I remember when Epcot opened in 1982, reporters breathlessly announced that it cost $1 billion to build the park and that it was the world’s largest construction project. It seemed like an impossibly big number back then, but it’s quaint by today’s standards. It’s estimated that Epcot’s newest attraction, Guardians of the Galaxy: Cosmic Rewind, cost upwards of $500 million alone. (Granted, it’s an incredibly sophisticated, groundbreaking attraction.) Still, according to inflation calculators, $1 billion would equate to about $3.1 billion in today’s dollars. No matter how you parse it, $17 billion would translate into a supercalifragilisticexpialidocious amount of new development at Disney World.
The bold announcement seems at least a bit curious given the company’s current austerity posture. Disney recently conducted the first round of layoffs that will reduce its worldwide staff by 7,000, and it has pledged to cut $5.5 billion from its budget. Contrast that with the heaping wads of capital expenditures about to be lavished on Disney World and consider that Iger also estimated the investments would create 13,000 new positions at the mega-resort.
Given the imminent opening of Universal’s Epic Universe, it would make sense for Disney to announce a fifth gate to divert at least some of the attention away from its crosstown rival. So what might the Imagineers be conjuring? Tokyo DisneySea has proved to be quite popular and could provide a great template for a new park.
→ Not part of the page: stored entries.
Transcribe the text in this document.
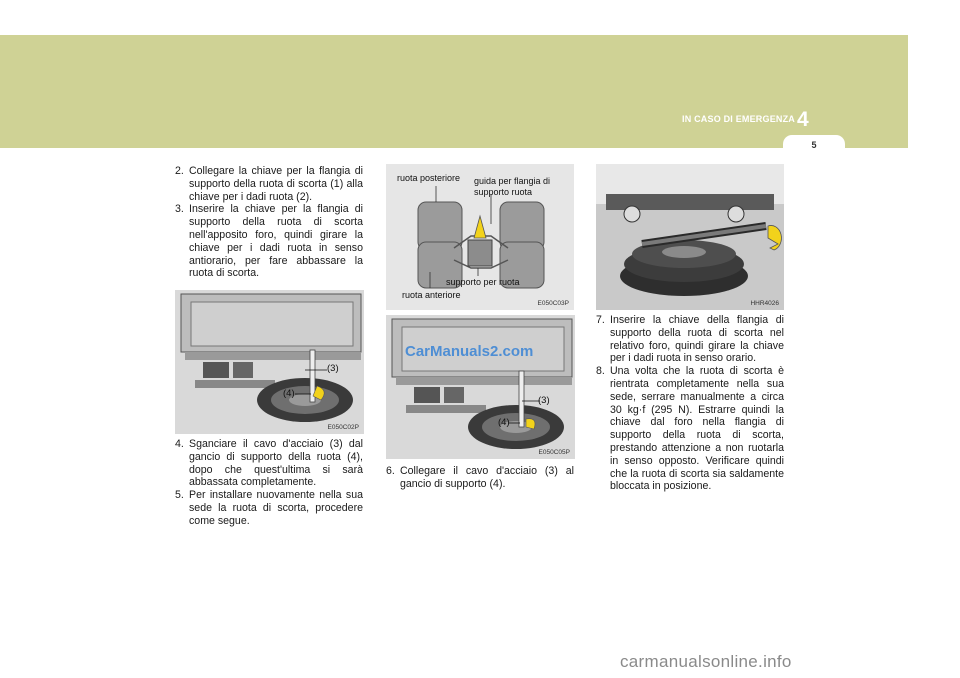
IN CASO DI EMERGENZA 4
5
2. Collegare la chiave per la flangia di supporto della ruota di scorta (1) alla chiave per i dadi ruota (2).
3. Inserire la chiave per la flangia di supporto della ruota di scorta nell'apposito foro, quindi girare la chiave per i dadi ruota in senso antiorario, per fare abbassare la ruota di scorta.
(3)
(4)
E050C02P
4. Sganciare il cavo d'acciaio (3) dal gancio di supporto della ruota (4), dopo che quest'ultima si sarà abbassata completamente.
5. Per installare nuovamente nella sua sede la ruota di scorta, procedere come segue.
ruota posteriore guida per flangia di
supporto ruota
supporto per ruota
ruota anteriore
E050C03P
(3)
(4)
E050C05P
CarManuals2.com
6. Collegare il cavo d'acciaio (3) al gancio di supporto (4).
HHR4026
7. Inserire la chiave della flangia di supporto della ruota di scorta nel relativo foro, quindi girare la chiave per i dadi ruota in senso orario.
8. Una volta che la ruota di scorta è rientrata completamente nella sua sede, serrare manualmente a circa 30 kg·f (295 N). Estrarre quindi la chiave dal foro nella flangia di supporto della ruota di scorta, prestando attenzione a non ruotarla in senso opposto. Verificare quindi che la ruota di scorta sia saldamente bloccata in posizione.
carmanualsonline.info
But I’m hoping that The Mouse mines its dark side and gives fans what they’ve been craving: a Disney villains park. The company strongly hinted just such a scenario at last September’s D23 Expo. During a what-if, blue sky presentation, Imagineers presented stirring concept art for a “beyond Big Thunder Mountain” expansion at the Magic Kingdom that could include a villains land. It elicited perhaps the biggest ovation from the audience. Why not expand the concept to an entire park?
As long as we’re dreaming, how great would it be for Disney to not only explore darker themes, but pair it with some truly thrilling coasters and other rides? The company has upped the ante with offerings such as Tron and Cosmic Rewind, but it has largely ceded high-impact, scream-worthy attractions to Universal. (VelociCoaster anyone?)
I remember having a conversation years ago with legendary Disney Imagineer Marty Sklar about Disney embracing its villains and going full tilt with thrill rides. He told me it would never happen and disparaged the notion of ever building an “iron park” like Six Flags. Times have changed, however.
Universal has proven that it’s possible–indeed it seems to be Universal Creative’s defining trait–to incorporate world-class thrills as part of highly themed E-Ticket rides. People clearly love what they are doing. And it appears that major thrills are on order for Epic Universe.
It’s time, therefore, for Disney to step it up. Just think of what $17 billion could buy in pioneering, scare-the-pants-off-you rides. Imagine what the Imagineers could develop if they were unshackled from their Mickey Mouse gloves and challenged to create next-level thrills. Should Disney go this route, I predict Scrooge McDuck would need to build a second Olympic-sized pool to hold his gold coins.
Do you think Disney should build a villains park? Should it include big-time thrills? What ideas/hopes/dreams do you have for such a park?